A storm rages around the fire station and a cabin catches light. Inside the collapsing structure, Jake and co discover three stricken siblings: Brynn (Brianna Hildebrand), Will (Christian Convery) and Zoey (Finley Rose Slater).

As first responders, the smokejumpers become temporary guardians of the tykes until the weather improves.

Brynn, Will and Zoey run amok, leaving destruction in their wake.

"Kids are like fire. You can't control them. You've just got to contain them until they burn themselves out," calmly explains sassy field biologist Dr Amy Hicks (Greer), using terms Jake might understand.

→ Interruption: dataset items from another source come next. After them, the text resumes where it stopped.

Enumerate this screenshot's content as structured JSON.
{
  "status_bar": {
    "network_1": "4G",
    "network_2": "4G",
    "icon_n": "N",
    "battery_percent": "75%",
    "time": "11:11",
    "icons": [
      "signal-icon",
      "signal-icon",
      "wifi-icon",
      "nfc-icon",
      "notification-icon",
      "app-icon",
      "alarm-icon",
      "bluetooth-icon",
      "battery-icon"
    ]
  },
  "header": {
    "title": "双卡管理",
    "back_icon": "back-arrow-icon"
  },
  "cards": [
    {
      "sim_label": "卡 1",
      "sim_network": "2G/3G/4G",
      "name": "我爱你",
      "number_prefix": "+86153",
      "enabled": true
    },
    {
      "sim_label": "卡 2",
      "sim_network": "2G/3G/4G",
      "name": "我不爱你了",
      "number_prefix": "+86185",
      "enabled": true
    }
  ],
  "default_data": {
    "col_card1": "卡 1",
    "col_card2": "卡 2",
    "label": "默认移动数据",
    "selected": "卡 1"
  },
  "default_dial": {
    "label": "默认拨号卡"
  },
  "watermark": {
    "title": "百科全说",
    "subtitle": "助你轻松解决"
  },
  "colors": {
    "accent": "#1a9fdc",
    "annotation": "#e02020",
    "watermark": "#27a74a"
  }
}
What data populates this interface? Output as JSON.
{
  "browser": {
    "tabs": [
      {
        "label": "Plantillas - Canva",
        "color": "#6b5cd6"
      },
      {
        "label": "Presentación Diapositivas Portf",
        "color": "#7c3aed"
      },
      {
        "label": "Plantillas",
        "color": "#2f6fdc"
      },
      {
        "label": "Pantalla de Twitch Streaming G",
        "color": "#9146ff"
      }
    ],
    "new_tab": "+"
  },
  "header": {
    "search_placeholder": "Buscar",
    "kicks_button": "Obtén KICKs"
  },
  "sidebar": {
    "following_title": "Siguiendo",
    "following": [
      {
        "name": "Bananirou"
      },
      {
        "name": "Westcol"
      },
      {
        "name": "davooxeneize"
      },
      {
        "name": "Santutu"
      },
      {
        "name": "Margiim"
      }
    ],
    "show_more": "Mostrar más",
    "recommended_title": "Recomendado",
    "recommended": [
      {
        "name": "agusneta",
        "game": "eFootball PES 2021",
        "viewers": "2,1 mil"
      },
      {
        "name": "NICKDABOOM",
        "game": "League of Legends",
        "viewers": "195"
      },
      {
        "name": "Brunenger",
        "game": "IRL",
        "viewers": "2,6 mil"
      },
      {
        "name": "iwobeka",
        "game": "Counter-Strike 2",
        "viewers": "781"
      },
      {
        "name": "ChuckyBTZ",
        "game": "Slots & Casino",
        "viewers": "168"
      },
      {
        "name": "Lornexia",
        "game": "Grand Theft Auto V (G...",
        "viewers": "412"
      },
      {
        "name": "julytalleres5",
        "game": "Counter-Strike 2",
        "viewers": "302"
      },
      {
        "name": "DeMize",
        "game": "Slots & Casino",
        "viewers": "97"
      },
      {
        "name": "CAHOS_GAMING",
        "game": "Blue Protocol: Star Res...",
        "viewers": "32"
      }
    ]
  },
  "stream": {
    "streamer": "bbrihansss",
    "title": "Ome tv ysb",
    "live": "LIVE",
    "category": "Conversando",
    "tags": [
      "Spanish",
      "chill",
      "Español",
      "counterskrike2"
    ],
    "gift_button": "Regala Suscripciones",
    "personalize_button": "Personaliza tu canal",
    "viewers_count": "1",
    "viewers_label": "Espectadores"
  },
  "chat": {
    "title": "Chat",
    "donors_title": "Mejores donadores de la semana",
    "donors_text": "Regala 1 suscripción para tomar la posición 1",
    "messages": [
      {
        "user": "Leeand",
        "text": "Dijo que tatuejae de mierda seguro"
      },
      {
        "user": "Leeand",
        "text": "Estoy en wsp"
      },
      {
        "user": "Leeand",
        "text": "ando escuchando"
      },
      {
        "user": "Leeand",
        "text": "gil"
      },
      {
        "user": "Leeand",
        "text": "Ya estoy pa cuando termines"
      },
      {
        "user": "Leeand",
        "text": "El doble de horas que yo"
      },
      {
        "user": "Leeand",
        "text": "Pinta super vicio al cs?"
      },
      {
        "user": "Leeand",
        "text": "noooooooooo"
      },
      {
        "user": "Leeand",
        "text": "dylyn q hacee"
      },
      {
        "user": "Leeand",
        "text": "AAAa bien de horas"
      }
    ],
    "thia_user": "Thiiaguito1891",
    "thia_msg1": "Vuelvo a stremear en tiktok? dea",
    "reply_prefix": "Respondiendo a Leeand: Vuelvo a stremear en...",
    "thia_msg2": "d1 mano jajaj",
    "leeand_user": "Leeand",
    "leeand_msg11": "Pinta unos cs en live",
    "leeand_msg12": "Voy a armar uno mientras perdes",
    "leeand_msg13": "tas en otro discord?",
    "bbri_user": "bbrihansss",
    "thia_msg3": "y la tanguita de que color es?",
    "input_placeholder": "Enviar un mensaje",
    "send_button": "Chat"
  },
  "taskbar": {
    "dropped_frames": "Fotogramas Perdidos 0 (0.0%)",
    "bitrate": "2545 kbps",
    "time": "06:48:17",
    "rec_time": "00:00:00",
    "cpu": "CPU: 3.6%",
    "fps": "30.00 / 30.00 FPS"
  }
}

The smokejumpers and their pint-sized wards bond just as division commander Richards (Dennis Haysbert) makes a surprise inspection of the fire station ahead of his retirement.

Playing With Fire is a rare misstep for Cena, who enlivened Daddy's Home 2 and was a hoot in Blockers.

His charisma and self-deprecating charm are extinguished in an action-packed opening, which is choreographed incongruously to Bruno Mars' dancefloor filler Uptown Funk.

The uneven tone is glaringly evident in the final 20 minutes as tomfoolery is hurriedly cast aside to prize open characters' hearts to the possibility of love in its many glorious forms.

Nothing sticks in the throat and chokes like an undeserved happy ending.

RATING: 3/10

PLAYING WITH FIRE (PG, 96 mins) Comedy/Drama/Action/Romance. John Cena, Keegan-Michael Key, John Leguizamo, Tyler Mane, Judy Greer, Brianna Hildebrand, Christian Convery, Finley Rose Slater, Dennis Haysbert. Director: Andy Fickman.